To me, institutional harassment is any harassment that requires a structured power difference to make what was done or said harassing. It does not matter if some random person off the street threatened an associate professor’s auxiliary funding source for no reason.
Here’s how every lawyer but one thought the problem was: I was institutionally harassed.
And here’s what they believe the solution is: I pay $60-80,000 in legal bills and take a chance.
In a public sector with an external compliance system that understands it exists to oversee a multi-billion dollar industry, the lawyer’s “process” skips multiple steps. Here’s what should have happened in a system that had been run by competent officers who understand policies don’t exist as decorative elements:
Step 1: I complain my Director violated academic freedom.
Step 2: The institution does not tolerate an academic freedom violation.
If the Director responsible for explaining policy to students didn’t understand that academic freedom was the institution’s primary function, I could appeal their decision. Above the director are the Provost, VP of Students, the institution’s Ombuds Office, the Office of University Counsel and the Senate in the decision’s appeal process:
Step 1.1: I complain to the Provost.
Step 1.2: The Provost reminds the Director of Equity that academic freedom is the institution’s purpose and must be respected.
Step 2: The institution does not tolerate an academic freedom violation.
But say the Provost has a terrible case of not knowing asses from elbows. So I contact the OUC.
Step 1.3: I tell the OUC that the institution was refusing to grant me an appeal.
Step 1.4 The OUC reminds the Director of Equity that all decisions based on academic discipline must be given an appeal. This OUC would remember what happened the last time officers’ lack of action violated academic freedom.
Step 2: The institution does not tolerate an academic freedom violation.
The institution must have provided the complainant with an advisor to assist with the complaint process, but the Ombuds Office is the institution’s fairness advocate. I contact them when the OUC holds (not illegal = no problem) as legally sound.
Step 1.5: I explain to the Ombuds Office how impossible it has been to even have a complaint taken at the institution.
Step 1.6 The Ombuds Office has a meltdown that the fairness triangle has been completely ignored.
Step 2: The institution does not tolerate an academic freedom violation.
But say the Ombuds Office believes the fairness triangle doesn’t matter if a senior officer tells them to ignore it. The VP of Students was a useless bump on the road, but they were still listed in the appeal process.
Step 1.7: Contact the VP of Students.
Step 1.8: Have them…care?
Step 2: The institution does not tolerate an academic freedom violation.
And finally, we come to the Senate.
Step 1.9: Have the Senate serve its legal obligation to students on matters of Academic discipline.
Step 2.0: The institution does not tolerate an academic freedom violation.
That is not one institutional officer committing improper conduct. That is an entire institution refusing to hold itself accountable despite an officer’s responsible duty to their public office to intervene.

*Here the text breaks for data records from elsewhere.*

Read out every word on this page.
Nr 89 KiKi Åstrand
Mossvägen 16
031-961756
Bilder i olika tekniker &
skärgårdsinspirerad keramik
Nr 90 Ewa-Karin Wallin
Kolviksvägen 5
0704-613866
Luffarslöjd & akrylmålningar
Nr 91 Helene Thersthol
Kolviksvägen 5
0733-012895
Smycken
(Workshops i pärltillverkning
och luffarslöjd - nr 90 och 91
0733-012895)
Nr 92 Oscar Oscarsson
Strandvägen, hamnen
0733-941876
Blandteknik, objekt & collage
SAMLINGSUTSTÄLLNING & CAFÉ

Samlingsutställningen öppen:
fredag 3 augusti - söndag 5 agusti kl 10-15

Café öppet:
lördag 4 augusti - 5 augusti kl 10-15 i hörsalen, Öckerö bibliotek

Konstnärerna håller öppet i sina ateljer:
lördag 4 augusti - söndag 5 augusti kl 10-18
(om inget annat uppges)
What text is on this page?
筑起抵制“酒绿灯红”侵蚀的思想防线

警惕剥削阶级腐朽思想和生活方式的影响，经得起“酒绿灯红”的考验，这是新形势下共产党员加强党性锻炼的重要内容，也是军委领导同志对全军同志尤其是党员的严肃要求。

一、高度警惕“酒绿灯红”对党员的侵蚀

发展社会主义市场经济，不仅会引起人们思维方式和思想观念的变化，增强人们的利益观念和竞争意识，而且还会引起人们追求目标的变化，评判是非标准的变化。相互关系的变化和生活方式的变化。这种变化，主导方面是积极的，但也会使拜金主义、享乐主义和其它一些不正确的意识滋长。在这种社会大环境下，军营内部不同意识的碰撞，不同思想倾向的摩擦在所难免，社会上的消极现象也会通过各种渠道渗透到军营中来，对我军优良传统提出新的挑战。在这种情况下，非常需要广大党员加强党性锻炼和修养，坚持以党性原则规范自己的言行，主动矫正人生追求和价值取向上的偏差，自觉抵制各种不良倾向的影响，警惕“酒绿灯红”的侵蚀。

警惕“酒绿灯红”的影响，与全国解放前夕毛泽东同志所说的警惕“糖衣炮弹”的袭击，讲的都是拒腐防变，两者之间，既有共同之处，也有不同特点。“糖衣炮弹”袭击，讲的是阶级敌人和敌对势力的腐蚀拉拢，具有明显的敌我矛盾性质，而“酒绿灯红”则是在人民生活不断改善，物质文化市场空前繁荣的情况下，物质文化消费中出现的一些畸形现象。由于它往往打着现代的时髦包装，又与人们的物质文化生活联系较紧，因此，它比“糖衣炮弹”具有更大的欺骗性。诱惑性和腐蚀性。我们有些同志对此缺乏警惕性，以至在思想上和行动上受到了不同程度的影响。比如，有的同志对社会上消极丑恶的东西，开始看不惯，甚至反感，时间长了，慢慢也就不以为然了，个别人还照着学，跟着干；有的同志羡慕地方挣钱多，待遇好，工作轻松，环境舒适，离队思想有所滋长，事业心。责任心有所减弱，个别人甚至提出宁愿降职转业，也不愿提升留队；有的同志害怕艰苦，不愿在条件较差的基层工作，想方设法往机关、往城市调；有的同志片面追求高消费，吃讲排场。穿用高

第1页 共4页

But it sure seems like institutional misfeasance caused a training void. A training void is an institution’s worst-case policy scenario. Each officer is responsible for differentiated duties. If a controlled policy says it will do X and no officer has been trained to do X, it is the institution’s error for not seeing the void in its training.
The Director of Investigations was the Designated Recipient for all Discrimination and Harassment complaints as per the Retaliation Policy:

EDIT: As a reminder, the BoG did not give the OUC permission to change the definition of harassment from “for no bona fide reason” to “see: discrimination.” The Director of Investigations has been the Designated Recipient for non-sexual harassment for no bona fide reason since the Retaliation Policy charged them with that obligation.
But the Investigations Office’s overview makes no mention of investigating non-sexual harassment complaints:

This is the insidious nature of policy errors. The OUC wanted a standalone discrimination policy. Had he divided the Discrimination and Harassment Policy properly, an unintended consequences check would have ensured that the Retaliation Policy was updated to state that the Director of Investigations was the Designated Recipient for the Discrimination Policy and the new Harassment Policy.
An unintended consequences check is intended to scrutinize any change to a controlled policy to see how it impacts other policies, government expectations, liabilities, or risks to the institution’s reputation.
But an officer doesn’t have to have career interests in ensuring a complaint is never heard. In public institutions, the impact of an officer’s decision on the vulnerable victim matters more than intent. Whether a deciding officer has a personal stake in the outcome or they don’t want to add more work to their plate, a lack of action has the same outcome for the victim.
This institution — in particular — was obligated to train its employees to understand that a lack of action in defending academic freedom violates it.
The institution did not have the liberty to go to the lengths it did to ensure that a final Decision Maker would never hear my complaint objectively. A good lawyer would want to know why that was.